Now I'm a regular and know all the other regulars by name. Jude jokes that the hollering of "Mahoney!" when we come down the stairs reminds him of Norm from Cheers. My mind wanders to the faces of people encountered and stories shared here in the café as I prepare to move closer to my father. Life is so strange. You can lose everything you hold dear in your life only to find when you come here you can't help but share a smile or surprise yourself with an outburst of laughter. The stories are all similar in size and shape, but it's the content that captivates and fuels the imaginations of those who frequent this establishment. Good, God fearing Americans, who face pain and nausea, people undergoing dialysis or confined to wheelchairs.
These are not your stereotypical stoners. The café's patrons are doctors and lawyers, teachers and scientists, accountants and engineers. There are veterans of wars from Korea to Iraq among us struggling with psychological trauma I can only imagine. I'd like to think they're able to set aside those memories and find peace here the same way I have.

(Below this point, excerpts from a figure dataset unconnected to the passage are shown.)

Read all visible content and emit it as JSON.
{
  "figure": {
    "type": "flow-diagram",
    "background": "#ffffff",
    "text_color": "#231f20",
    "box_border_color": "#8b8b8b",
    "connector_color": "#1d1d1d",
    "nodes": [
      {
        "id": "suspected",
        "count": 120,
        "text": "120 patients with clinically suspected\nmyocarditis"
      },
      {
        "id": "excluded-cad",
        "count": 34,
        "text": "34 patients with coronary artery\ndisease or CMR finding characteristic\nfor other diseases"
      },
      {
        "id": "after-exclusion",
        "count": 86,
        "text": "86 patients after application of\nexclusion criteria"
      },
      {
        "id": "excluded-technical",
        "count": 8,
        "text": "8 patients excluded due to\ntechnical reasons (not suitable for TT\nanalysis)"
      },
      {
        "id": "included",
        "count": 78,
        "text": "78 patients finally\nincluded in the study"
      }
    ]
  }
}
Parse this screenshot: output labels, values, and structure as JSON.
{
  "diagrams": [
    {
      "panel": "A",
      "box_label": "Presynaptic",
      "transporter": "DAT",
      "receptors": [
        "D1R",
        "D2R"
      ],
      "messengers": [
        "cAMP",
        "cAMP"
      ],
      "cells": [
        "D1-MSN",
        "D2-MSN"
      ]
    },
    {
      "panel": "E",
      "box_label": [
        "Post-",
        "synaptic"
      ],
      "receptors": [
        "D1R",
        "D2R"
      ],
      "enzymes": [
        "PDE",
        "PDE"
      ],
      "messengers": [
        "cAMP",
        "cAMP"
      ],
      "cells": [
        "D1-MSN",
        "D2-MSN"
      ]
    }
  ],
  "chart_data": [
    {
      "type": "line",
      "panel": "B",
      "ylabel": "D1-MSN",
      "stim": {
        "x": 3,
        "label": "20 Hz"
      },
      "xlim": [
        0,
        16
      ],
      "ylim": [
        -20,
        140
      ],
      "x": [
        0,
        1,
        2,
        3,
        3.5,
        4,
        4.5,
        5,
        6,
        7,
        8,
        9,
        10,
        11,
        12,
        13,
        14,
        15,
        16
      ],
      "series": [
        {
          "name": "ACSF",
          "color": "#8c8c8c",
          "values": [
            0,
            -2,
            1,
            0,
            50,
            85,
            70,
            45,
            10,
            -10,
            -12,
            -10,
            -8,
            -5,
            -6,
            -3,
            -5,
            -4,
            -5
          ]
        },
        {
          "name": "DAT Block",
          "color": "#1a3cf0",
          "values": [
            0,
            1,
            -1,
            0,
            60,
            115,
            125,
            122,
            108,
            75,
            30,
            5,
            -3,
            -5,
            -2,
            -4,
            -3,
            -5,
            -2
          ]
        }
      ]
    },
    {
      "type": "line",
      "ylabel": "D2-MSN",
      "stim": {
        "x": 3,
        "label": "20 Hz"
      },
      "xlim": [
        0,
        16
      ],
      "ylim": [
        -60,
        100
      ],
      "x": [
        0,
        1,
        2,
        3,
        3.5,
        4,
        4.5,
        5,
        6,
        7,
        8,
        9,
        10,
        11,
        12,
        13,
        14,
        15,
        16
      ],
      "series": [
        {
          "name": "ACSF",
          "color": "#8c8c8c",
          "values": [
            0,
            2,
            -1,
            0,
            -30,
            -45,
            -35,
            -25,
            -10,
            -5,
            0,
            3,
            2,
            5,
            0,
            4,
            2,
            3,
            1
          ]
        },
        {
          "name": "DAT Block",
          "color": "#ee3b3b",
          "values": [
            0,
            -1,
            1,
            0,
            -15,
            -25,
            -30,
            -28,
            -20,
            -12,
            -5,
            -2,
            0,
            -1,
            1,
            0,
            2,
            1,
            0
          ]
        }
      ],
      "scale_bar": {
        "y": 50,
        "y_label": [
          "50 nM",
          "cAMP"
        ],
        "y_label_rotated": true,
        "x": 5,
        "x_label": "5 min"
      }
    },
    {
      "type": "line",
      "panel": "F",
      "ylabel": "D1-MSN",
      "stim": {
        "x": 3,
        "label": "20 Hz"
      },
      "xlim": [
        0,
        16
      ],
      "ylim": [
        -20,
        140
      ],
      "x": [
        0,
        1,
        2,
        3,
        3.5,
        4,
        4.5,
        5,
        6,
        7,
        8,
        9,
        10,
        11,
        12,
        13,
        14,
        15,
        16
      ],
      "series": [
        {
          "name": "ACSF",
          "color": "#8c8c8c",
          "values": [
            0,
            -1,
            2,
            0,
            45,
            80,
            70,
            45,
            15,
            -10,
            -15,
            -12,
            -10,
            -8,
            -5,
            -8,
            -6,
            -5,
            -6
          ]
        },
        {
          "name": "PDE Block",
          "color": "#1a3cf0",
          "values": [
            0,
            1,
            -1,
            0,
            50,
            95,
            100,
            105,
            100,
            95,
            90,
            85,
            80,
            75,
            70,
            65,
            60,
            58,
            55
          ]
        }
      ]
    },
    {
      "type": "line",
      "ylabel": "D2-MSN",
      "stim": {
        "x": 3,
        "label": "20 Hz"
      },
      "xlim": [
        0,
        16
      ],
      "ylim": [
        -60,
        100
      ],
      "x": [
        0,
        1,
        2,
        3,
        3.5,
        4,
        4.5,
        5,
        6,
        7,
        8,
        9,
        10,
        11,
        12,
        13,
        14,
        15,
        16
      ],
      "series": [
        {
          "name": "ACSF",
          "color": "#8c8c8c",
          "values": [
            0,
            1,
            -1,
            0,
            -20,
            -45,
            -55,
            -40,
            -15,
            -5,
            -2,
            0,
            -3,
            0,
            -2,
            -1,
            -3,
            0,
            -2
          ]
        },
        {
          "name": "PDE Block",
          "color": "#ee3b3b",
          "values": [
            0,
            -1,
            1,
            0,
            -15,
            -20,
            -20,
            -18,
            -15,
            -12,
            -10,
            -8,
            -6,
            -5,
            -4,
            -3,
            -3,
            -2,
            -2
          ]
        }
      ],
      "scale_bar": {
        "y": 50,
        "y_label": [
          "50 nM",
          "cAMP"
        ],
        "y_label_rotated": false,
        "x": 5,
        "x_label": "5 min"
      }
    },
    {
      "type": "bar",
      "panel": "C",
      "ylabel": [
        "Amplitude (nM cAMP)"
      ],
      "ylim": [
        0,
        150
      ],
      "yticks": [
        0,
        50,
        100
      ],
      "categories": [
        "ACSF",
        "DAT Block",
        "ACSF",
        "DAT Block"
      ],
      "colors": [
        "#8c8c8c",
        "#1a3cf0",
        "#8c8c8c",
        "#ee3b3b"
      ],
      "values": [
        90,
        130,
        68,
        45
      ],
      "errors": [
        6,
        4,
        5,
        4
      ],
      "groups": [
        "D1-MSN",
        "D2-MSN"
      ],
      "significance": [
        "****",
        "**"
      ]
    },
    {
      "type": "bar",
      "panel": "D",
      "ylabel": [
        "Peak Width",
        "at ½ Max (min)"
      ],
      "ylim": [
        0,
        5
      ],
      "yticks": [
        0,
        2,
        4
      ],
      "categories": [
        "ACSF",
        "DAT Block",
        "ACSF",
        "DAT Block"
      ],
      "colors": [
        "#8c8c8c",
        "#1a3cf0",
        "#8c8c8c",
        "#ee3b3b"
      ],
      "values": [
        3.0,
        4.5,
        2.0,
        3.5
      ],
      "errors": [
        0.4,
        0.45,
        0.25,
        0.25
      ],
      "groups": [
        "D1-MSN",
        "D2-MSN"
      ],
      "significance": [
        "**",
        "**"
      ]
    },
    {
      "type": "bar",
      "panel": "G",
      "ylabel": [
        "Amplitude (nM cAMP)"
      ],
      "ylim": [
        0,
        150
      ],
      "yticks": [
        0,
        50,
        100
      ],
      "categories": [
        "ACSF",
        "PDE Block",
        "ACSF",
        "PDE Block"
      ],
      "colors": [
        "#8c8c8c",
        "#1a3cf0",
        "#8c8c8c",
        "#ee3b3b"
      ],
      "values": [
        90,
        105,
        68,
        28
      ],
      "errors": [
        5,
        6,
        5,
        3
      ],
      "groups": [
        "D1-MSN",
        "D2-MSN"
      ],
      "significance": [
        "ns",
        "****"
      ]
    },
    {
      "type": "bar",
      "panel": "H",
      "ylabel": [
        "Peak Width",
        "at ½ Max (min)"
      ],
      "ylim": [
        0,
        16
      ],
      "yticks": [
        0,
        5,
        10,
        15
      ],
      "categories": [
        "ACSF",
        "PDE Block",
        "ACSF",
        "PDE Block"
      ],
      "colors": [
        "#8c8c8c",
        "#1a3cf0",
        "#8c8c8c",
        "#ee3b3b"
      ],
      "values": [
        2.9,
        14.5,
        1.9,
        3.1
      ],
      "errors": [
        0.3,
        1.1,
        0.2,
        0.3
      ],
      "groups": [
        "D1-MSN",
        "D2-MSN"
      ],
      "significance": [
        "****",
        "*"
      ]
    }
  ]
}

There are no deadlines at the cafe, no blood tests, dialysis appointments or expensive pills that treat one problem while causing three others, no debt or credit reports for low-income housing that you qualify for because of that medical debt. This is a place where we can be who we are, independent of the conditions that have brought us here. This is a place of freedom fought for and created by the people. Nowhere else do we have the luxury of acceptance and the gift of tolerance to partake of the one thing that frees us, from our mental and physical maladies. Everyone who works at the café is a volunteer, and all that's asked of anyone is that they do what they can to help. I love this freedom fought for by the people. The Civil Rights Movement lives on in Portland's NE district. I have heard the points from the opposition and I think that Professor Raphael Mechoulam at Hebrew University had the right answer to all those questions and false points; he says "People use it because it works, that's all."
I really don't know what others think, but I can honestly say I feel incredibly fortunate to have lived in Portland just as the café established itself. Where people have become such an integral part of the growth and changing shape of the medical marijuana movement. Those people who have fought and continue to fight, for people like me are so selfless and unstinting in their generosity. It is their hard work and courage to buck the odds that have allowed this place to spin into creation ensuring the existence of a haven where the outcasts of society are the majority. Am I biased? You bet your life I am. It's part of the human condition we all share. If you can trust one thing about humanity, it's that we all display a selfish streak from time to time and our biases sometimes rule the day. But here at the café we can focus on the more selfless aspects of our existence and experience a kind of brotherhood that is sometimes lacking in our lives outside of this place. I truly hope the momentum continues to build and the rest of the world can find their path. What we have in the Rose City is a hidden paradise, a community unafraid to fight for the civil rights of the ill and injured, and a brotherhood of likeminded individuals who encourage each other when the going is rough. My life is taking me away from here for now, but I know the café will be there when I come back, as will the friends I've made and the cause they continue to fight for.